Oude Testament

Nieuwe Testament

Leviticus 10:9-18 BasisBijbel (BB)

9. "Je mag geen wijn of andere drank met alcohol [ meer ] drinken. Jij niet en je zonen ook niet. Niet als jullie in de tent van ontmoeting moeten dienen. Want anders zullen jullie sterven. Dit is een eeuwig bevel voor jou en je familie ná jou.

10. Want jullie moeten het verschil weten tussen heilig en onheilig, tussen rein en onrein.
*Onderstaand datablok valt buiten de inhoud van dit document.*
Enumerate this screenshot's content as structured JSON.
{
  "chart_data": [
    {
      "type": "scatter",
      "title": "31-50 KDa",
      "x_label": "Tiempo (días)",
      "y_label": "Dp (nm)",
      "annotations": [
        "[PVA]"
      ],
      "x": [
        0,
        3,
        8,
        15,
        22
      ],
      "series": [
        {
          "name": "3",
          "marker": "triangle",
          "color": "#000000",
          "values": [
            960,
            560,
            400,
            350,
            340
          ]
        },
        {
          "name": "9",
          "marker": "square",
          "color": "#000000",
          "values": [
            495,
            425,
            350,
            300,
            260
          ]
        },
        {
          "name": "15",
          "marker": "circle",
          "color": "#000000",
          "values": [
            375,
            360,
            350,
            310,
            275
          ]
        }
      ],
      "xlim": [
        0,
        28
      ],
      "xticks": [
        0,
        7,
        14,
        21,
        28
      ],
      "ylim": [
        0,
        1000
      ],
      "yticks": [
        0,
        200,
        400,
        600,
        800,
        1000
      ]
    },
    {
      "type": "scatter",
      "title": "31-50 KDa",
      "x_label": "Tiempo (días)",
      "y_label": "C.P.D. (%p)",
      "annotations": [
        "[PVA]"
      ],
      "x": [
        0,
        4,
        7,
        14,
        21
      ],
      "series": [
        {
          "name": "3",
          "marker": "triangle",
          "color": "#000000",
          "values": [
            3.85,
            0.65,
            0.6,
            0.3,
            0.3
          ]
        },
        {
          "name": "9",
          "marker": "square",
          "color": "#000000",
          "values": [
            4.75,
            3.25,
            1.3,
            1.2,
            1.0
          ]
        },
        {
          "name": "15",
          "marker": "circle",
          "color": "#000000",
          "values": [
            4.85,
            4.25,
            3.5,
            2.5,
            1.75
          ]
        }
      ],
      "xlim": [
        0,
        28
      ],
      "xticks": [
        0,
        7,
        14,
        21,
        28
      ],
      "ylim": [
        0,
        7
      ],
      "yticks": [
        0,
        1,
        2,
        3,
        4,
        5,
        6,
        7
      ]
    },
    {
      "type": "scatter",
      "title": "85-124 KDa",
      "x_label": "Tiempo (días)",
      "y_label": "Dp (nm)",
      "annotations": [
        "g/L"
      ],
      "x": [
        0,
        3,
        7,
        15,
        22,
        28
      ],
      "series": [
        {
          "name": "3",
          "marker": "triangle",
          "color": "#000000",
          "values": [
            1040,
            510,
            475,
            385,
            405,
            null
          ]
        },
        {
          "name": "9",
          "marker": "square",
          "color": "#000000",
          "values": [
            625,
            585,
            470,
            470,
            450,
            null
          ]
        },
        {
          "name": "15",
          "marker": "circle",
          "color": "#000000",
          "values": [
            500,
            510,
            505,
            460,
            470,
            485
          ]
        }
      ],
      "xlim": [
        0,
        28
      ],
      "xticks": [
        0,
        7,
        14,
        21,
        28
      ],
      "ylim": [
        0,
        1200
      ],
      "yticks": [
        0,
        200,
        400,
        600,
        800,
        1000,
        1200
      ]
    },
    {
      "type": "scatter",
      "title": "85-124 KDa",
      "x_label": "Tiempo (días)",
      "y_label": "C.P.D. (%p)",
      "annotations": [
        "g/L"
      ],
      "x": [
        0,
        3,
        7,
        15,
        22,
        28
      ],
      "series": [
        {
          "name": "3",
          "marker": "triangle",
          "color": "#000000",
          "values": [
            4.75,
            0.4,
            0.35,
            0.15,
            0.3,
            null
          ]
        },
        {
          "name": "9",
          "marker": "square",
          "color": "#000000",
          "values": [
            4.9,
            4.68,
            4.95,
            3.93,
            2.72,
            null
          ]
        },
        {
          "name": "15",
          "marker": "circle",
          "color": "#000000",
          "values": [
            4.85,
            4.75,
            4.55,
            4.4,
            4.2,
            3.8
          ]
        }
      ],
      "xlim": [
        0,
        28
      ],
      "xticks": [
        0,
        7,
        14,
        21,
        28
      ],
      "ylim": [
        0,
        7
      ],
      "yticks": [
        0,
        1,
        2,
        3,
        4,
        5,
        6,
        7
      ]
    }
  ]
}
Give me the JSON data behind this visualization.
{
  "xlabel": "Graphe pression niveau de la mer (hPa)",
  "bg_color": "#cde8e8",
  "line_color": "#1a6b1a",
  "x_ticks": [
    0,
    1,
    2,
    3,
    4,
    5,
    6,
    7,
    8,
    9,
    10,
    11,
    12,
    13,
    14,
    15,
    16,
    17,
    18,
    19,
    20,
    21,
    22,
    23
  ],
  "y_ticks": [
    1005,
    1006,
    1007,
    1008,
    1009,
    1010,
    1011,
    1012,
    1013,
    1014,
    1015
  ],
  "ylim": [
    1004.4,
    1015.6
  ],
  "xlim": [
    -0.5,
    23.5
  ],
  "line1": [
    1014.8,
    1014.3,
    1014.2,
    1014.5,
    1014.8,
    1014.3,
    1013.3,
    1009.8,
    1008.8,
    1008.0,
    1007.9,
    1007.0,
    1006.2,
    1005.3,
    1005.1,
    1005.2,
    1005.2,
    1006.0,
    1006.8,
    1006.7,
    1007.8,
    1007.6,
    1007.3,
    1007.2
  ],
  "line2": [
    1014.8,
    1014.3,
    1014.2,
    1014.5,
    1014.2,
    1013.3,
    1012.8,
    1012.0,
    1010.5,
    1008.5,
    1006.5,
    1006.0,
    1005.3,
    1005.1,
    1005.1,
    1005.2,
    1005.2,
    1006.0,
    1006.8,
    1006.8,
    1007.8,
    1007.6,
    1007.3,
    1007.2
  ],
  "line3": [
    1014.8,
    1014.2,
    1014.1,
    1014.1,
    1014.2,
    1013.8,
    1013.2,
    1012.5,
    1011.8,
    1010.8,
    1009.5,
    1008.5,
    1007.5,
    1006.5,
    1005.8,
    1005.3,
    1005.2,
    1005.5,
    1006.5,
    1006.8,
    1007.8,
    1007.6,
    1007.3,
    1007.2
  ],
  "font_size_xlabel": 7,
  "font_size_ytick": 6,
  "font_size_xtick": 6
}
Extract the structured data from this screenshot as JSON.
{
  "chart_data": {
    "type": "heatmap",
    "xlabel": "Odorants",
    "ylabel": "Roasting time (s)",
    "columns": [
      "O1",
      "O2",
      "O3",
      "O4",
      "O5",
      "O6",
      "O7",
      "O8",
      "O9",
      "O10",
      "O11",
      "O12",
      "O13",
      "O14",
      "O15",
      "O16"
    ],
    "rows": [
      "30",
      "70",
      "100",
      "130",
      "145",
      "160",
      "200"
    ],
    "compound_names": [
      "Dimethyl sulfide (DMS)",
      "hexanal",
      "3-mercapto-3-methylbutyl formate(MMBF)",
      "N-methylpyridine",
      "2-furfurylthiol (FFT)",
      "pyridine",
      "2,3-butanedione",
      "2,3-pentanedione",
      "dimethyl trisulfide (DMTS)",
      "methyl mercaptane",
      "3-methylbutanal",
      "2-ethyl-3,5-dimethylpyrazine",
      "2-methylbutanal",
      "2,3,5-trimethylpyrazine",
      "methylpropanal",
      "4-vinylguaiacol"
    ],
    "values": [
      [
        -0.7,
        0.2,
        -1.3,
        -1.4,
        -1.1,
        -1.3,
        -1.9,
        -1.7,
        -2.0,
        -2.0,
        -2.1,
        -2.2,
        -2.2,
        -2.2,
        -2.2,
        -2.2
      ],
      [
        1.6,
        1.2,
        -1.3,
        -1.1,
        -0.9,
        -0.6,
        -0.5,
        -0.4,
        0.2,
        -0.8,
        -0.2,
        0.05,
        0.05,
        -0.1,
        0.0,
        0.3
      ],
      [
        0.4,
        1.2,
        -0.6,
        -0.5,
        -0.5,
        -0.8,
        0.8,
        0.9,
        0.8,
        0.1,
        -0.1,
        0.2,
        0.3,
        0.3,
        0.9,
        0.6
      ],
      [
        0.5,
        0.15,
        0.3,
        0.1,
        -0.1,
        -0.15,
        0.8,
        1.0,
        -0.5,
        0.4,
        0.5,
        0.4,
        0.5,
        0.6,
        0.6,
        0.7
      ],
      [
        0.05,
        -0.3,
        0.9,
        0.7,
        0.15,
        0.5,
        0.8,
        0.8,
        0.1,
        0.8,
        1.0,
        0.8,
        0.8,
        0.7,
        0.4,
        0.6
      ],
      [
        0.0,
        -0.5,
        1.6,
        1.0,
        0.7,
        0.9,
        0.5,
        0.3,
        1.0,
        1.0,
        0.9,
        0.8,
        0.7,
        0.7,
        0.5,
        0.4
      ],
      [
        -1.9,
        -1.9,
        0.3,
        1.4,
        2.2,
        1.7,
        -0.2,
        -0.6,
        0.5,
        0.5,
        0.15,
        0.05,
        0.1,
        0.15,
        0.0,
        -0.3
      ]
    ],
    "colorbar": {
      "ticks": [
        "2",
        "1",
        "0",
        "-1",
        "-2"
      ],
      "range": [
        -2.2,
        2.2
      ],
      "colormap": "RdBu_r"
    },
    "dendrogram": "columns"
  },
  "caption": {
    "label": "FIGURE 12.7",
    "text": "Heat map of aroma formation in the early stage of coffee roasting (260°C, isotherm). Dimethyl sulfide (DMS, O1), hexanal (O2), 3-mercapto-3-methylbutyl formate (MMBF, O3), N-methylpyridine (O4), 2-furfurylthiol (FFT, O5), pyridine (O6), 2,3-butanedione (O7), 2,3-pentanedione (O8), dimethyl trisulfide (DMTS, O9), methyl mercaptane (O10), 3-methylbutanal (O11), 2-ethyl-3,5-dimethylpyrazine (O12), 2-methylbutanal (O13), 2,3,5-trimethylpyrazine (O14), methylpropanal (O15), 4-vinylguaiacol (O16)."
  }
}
11. Alleen zó kunnen jullie aan de Israëlieten de wetten leren die Ik jullie door Mozes gegeven heb."

12. Mozes zei tegen Aäron en zijn zonen Eleazar en Itamar die overgebleven waren: "Het deel van het meel-offer dat overblijft van de vuur-offers van de Heer, is voor jullie. Bak er ongegiste broden van. Eet die naast het altaar, want ze zijn heel erg heilig.

13. Daarom moeten jullie ze op een heilige plaats eten. Dat deel van de vuur-offers van de Heer is voor jullie. Zó heeft de Heer het mij bevolen.

14. Ook het borststuk en de schouder zijn voor jullie en jullie gezinnen. Maar eerst zijn die aan de Heer gegeven. Ze zijn naar Hem omhoog gehouden en heen en weer bewogen. Dat is jullie deel van de dank-offers van het volk Israël. Jullie moeten ze op een reine plaats opeten.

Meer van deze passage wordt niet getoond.